I am looking for a way to design tree_node which can hold all types correctly including pointer types.
Edit
After trying various methods, I found that boost::optional is helpful in this case. I can make the T value into boost::optional<T> value. This will solve the empty constructor issue. So I can have another constructor overload of tree_node which just takes a key. This can be used by the root node. Is this the correct way to go?
Thanks..
回答1:
Init root value should be zero. If you push new node you obviously know value.
template<typename T>
class tree
{
public:
tree() : root(0) { }
void push (const std::string& key, const T & t) {
if (root == 0) {
root = new tree_node<T>(key, t);
} else {
// Make complex tree
}
}
private:
tree_node<T>* root;
};
Add
If you use suffix tree you should make two types of vertices:
enum NodeType { EMPTY_NODE, VALUE_NODE };
class base_tree_node
{
public:
base_tree_node() :parent(0), left(0), right(0) {}
virtual NodeType gettype() = 0;
protected:
base_tree_node* parent;
base_tree_node* left;
base_tree_node* right;
};
class empty_tree_node : base_tree_node
{
virtual NodeType gettype() { return EMPTY_NODE; }
}
template<typename T>
class tree_node : base_tree_node
{
public:
tree_node(const std::string& key_, const T& value_)
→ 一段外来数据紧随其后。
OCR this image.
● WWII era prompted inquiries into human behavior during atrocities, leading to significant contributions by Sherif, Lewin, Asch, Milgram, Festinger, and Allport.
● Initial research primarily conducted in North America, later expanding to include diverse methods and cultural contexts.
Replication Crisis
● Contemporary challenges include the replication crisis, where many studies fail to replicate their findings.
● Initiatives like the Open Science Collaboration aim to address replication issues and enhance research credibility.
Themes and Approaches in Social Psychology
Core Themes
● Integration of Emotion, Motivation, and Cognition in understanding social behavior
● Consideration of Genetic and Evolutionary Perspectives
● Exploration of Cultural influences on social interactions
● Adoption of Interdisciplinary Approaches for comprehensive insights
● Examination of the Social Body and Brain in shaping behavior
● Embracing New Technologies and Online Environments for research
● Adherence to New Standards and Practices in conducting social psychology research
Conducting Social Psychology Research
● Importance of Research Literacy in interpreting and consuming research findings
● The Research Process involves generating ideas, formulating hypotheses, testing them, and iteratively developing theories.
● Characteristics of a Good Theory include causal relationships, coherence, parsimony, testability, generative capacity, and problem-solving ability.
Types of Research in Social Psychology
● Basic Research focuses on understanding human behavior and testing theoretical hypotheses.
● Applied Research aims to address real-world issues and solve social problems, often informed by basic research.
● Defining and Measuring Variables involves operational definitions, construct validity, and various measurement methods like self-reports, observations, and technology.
: key(key_), value(value_)
{
}
virtual NodeType gettype() { return VALUE_NODE; }
private:
T value;
std::string key;
};
回答2:
tree( const T & t ) : root(new tree_node<T>("", t )) { }
回答3:
I have once done a linked list (just for fun) which needed a sentinel node not meant to hold any data, and I had the following structure:
struct BaseNode
{
BaseNode* next;
BaseNode(BaseNode* next): next(next) {}
};
template <class T>
struct Node: public BaseNode
{
T data;
Node(const T& data, BaseNode* next): BaseNode(next), data(data) {}
};
template <class T>
struct List
{
BaseNode* head;
List(): head(new BaseNode(0)) {}
void add(const T& value)
{
Node<T>* new_node = new Node<T>(value, head->next);
head->next = new_node;
}
T& get_first()
{
assert(head->next);
return static_cast<Node<T>*>(head->next)->data;
}
//...
};
The class itself must make sure it gets necessary casts right and doesn't try to cast head or root itself to Node<T>.
回答4:
A tree node should have (or be) a collection of child nodes. A tree should have (or be) a collection of root nodes. Both those collections should be the same type. Very simply:
template <class T>
class NodeCollection
{
std::vector<Node<T> *> nodes;
public:
// any operations on collection of nodes
// copy ctor and destructor a must!
};
template <class T>
class Node : public NodeCollection<T>
{
T value;
public:
// ctor
// access to value
};
template <class T>
class Tree : public NodeCollection<T>
{
public:
// ctor
};
This way the shared definition of Tree and Node is actually in NodeCollection, and so Tree doesn't need to carry a dummy value.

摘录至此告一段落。